It’s a rare small business that doesn’t go through some periods of financial adversity, whether it’s right at the start or as it begins to scale up. Andrew Walsh believes that entrepreneurs will be much better placed to deal with those difficult periods if they take the time to learn at least the basics of accounting.
In this case a little learning shouldn’t be a dangerous thing, because it will mean you’re exposed to far fewer of those nasty moments when your banker jabs a finger at your balance sheet and asks, “how are you going to fund this?”
You’ll still need to hire an accountant and a credit controller of course, unless you want to spend a lot of your precious time with your company’s books, but when you need to go to the bankers for a loan it’s a big help if you can speak their language.
It’s great if you can start up without any debt, but it’s important not to be underfunded. If you don’t have enough cash in a young business, you risk stunting its growth. If you do decide you need finance, check to see if any grants are available before you turn to the banks.

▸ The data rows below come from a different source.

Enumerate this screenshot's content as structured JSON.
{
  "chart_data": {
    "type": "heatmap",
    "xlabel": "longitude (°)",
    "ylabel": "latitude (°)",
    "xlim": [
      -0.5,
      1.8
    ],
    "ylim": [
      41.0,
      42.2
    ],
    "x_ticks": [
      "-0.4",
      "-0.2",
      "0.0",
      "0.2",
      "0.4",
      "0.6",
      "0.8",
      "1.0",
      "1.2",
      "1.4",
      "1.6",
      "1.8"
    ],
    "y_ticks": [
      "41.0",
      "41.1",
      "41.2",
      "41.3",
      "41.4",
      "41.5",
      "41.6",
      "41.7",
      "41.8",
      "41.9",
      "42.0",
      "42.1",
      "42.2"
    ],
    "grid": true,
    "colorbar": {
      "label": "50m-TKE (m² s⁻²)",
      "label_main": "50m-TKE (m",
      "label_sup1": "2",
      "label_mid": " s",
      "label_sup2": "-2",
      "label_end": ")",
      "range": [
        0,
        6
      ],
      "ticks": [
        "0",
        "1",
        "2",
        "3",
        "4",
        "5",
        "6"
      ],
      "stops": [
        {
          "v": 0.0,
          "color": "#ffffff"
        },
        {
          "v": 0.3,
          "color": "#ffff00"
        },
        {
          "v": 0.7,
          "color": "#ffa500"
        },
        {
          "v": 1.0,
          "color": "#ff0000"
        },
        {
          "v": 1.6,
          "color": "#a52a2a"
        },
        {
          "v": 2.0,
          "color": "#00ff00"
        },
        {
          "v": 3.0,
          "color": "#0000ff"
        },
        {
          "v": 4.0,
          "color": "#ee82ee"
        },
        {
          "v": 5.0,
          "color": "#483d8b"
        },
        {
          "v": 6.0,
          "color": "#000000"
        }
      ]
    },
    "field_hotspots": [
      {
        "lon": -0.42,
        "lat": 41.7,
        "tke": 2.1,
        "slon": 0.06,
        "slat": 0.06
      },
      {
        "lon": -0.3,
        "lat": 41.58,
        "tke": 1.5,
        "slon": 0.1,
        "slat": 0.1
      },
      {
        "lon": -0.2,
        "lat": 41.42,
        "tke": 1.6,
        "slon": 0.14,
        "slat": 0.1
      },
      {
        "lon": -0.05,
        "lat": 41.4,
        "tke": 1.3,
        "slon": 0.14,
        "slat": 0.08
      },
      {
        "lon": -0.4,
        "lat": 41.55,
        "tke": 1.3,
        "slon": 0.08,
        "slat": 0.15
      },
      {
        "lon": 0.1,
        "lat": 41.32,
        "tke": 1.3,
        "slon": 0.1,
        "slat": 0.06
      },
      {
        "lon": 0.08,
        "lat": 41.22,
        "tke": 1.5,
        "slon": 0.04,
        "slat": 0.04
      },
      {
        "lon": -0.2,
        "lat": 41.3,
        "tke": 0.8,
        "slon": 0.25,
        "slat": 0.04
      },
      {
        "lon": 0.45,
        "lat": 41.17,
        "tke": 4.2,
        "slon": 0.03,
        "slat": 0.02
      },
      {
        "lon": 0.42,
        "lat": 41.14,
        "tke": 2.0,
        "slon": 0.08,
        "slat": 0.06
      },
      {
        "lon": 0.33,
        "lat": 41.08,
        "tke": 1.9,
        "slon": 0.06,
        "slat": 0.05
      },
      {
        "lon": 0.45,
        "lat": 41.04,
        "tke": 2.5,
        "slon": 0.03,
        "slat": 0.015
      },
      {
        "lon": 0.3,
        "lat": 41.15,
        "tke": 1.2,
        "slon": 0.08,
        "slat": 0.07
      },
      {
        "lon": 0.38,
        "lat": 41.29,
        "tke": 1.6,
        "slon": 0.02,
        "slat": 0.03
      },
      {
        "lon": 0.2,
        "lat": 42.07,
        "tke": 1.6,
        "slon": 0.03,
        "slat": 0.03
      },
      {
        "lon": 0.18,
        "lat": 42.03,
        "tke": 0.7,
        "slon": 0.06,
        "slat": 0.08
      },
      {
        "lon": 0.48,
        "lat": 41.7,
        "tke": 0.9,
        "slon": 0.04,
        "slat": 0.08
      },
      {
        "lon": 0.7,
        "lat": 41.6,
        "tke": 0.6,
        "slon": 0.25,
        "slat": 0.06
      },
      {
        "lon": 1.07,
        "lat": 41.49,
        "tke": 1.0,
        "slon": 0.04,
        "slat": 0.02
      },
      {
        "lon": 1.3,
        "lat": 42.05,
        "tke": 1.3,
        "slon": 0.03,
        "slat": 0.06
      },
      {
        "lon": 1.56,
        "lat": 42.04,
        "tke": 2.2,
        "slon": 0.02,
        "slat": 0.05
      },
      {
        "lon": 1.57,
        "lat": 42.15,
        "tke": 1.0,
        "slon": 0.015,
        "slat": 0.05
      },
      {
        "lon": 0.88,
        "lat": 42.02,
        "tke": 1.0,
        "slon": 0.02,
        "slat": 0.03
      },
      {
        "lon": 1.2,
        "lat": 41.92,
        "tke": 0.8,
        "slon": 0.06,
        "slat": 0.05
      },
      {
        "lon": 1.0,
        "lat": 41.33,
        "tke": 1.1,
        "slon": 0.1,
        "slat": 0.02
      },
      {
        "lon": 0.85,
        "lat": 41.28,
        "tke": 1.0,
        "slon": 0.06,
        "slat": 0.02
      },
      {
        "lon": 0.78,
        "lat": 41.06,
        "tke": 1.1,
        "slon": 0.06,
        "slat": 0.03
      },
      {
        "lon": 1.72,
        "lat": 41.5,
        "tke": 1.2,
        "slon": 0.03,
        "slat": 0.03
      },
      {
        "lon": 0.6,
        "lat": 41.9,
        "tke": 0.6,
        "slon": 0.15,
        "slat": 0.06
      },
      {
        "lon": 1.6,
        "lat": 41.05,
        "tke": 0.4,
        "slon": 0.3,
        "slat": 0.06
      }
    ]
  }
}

Banks are often reluctant to lend to small businesses, and there’s a fair chance that any loan they offer will be conditional on security against your assets. You need to look hard at the terms, because they can be extremely rigorous. Plan for the worst-case scenario, and whatever decision you make, be sure that you can deal with the repercussions.
But Andrew believes that determination and persistence are even more important than talent, and it’s when their business is struggling that entrepreneurs prove their mettle.
They need to roll their sleeves up and never lose sights of their goals.